Epidermal growth factor receptor tyrosine kinase inhibitors vs conventional chemotherapy in non-small cell lung cancer harboring wild-type epidermal growth factor receptor: a meta-analysis
Lee, J-Koo.; Hahn, S.; Kim, D-Wan.; Suh, K.Jin.; Keam, B.; Kim, T.Min.; Lee, S-Hoon.; Heo, D.Seog.
JAMA 311(14): 1430-1437
Current guidelines recommend both epidermal growth factor receptor (EGFR) tyrosine kinase inhibitors (TKIs) and cytotoxic chemotherapy drugs as standard treatment options for patients with wild-type (WT) EGFR who were previously treated for non-small cell lung cancer (NSCLC). However, it is not clear that EGFR TKIs are as efficacious as chemotherapy in patients with WT EGFR. To determine the association between first-generation EGFR TKI vs chemotherapy and survival in advanced NSCLC patients with WT EGFR. PubMed, EMBASE, Cochrane database, and meeting abstracts of the American Society of Clinical Oncology and European Society of Medical Oncology through December 2013. Eligible studies were randomized controlled trials comparing EGFR TKI with conventional chemotherapy in patients with advanced NSCLC. Out of 1947 retrieved articles, 11 trials incorporating 1605 patients with WT EGFR were included. Two reviewers extracted trial characteristics and outcomes. The risk of bias was evaluated using the Cochrane tool. All measures were pooled using random-effects models and 95% CIs were calculated. The primary outcome was progression-free survival (PFS), measured as hazard ratios (HRs). The secondary outcomes were objective response rate and overall survival, expressed as relative risks and HRs, respectively. Among patients with WT EGFR tumors, chemotherapy was associated with improvement of PFS, compared with TKI (HR for TKI, 1.41; 95% CI, 1.10-1.81).
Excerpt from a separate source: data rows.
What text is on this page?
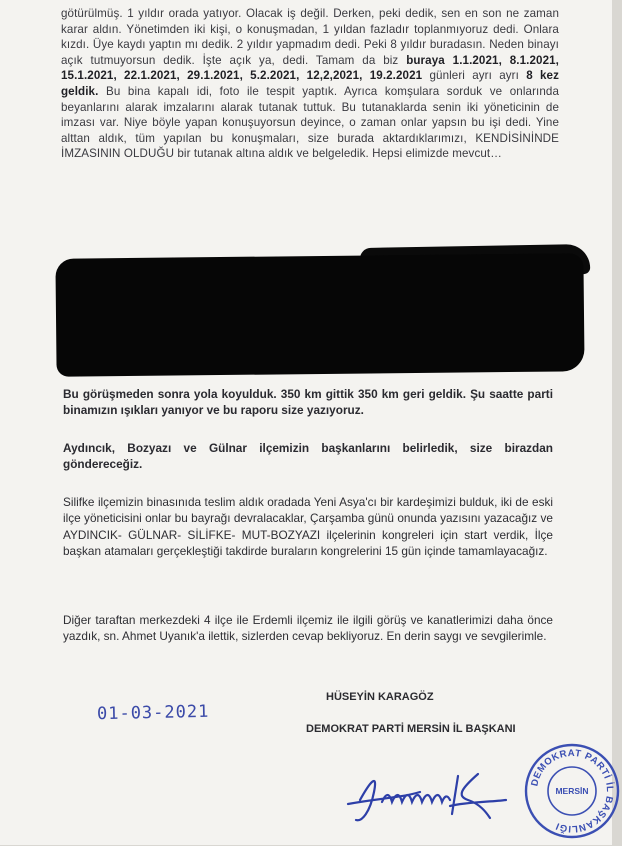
götürülmüş. 1 yıldır orada yatıyor. Olacak iş değil. Derken, peki dedik, sen en son ne zaman karar aldın. Yönetimden iki kişi, o konuşmadan, 1 yıldan fazladır toplanmıyoruz dedi. Onlara kızdı. Üye kaydı yaptın mı dedik. 2 yıldır yapmadım dedi. Peki 8 yıldır buradasın. Neden binayı açık tutmuyorsun dedik. İşte açık ya, dedi. Tamam da biz buraya 1.1.2021, 8.1.2021, 15.1.2021, 22.1.2021, 29.1.2021, 5.2.2021, 12,2,2021, 19.2.2021 günleri ayrı ayrı 8 kez geldik. Bu bina kapalı idi, foto ile tespit yaptık. Ayrıca komşulara sorduk ve onlarında beyanlarını alarak imzalarını alarak tutanak tuttuk. Bu tutanaklarda senin iki yöneticinin de imzası var. Niye böyle yapan konuşuyorsun deyince, o zaman onlar yapsın bu işi dedi. Yine alttan aldık, tüm yapılan bu konuşmaları, size burada aktardıklarımızı, KENDİSİNİNDE İMZASININ OLDUĞU bir tutanak altına aldık ve belgeledik. Hepsi elimizde mevcut…
Bu görüşmeden sonra yola koyulduk. 350 km gittik 350 km geri geldik. Şu saatte parti binamızın ışıkları yanıyor ve bu raporu size yazıyoruz.
Aydıncık, Bozyazı ve Gülnar ilçemizin başkanlarını belirledik, size birazdan göndereceğiz.
Silifke ilçemizin binasınıda teslim aldık oradada Yeni Asya'cı bir kardeşimizi bulduk, iki de eski ilçe yöneticisini onlar bu bayrağı devralacaklar, Çarşamba günü onunda yazısını yazacağız ve AYDINCIK- GÜLNAR- SİLİFKE- MUT-BOZYAZI ilçelerinin kongreleri için start verdik, İlçe başkan atamaları gerçekleştiği takdirde buraların kongrelerini 15 gün içinde tamamlayacağız.
Diğer taraftan merkezdeki 4 ilçe ile Erdemli ilçemiz ile ilgili görüş ve kanatlerimizi daha önce yazdık, sn. Ahmet Uyanık'a ilettik, sizlerden cevap bekliyoruz. En derin saygı ve sevgilerimle.
01-03-2021
HÜSEYİN KARAGÖZ
DEMOKRAT PARTİ MERSİN İL BAŞKANI
DEMOKRAT PARTİ İL BAŞKANLIĞI
MERSİN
No statistically significant subgroup difference was identified in terms of line of treatment (first-line vs second- or later-line), experimental drug, dominant ethnicity, or EGFR mutation analysis method. Trials using more sensitive platforms than direct sequencing were associated with a significant PFS benefit with chemotherapy (HR for TKI, 1.84; 95% CI, 1.35-2.52). The association of chemotherapy with improvement in PFS was also significant in second- or later-line trials (HR, 1.34; 95% CI, 1.09-1.65). The objective response rate was higher with chemotherapy (92/549, 16.8%, vs 39/540, 7.2%, for TKI; relative risk for TKI, 1.11; 95% CI, 1.02-1.21); however, no statistically significant difference was observed with respect to overall survival (HR for TKI, 1.08; 95% CI, 0.96-1.22). Among patients with advanced NSCLC harboring WT EGFR, conventional chemotherapy, compared with first-generation EGFR TKI, was associated with improvement in PFS but not overall survival.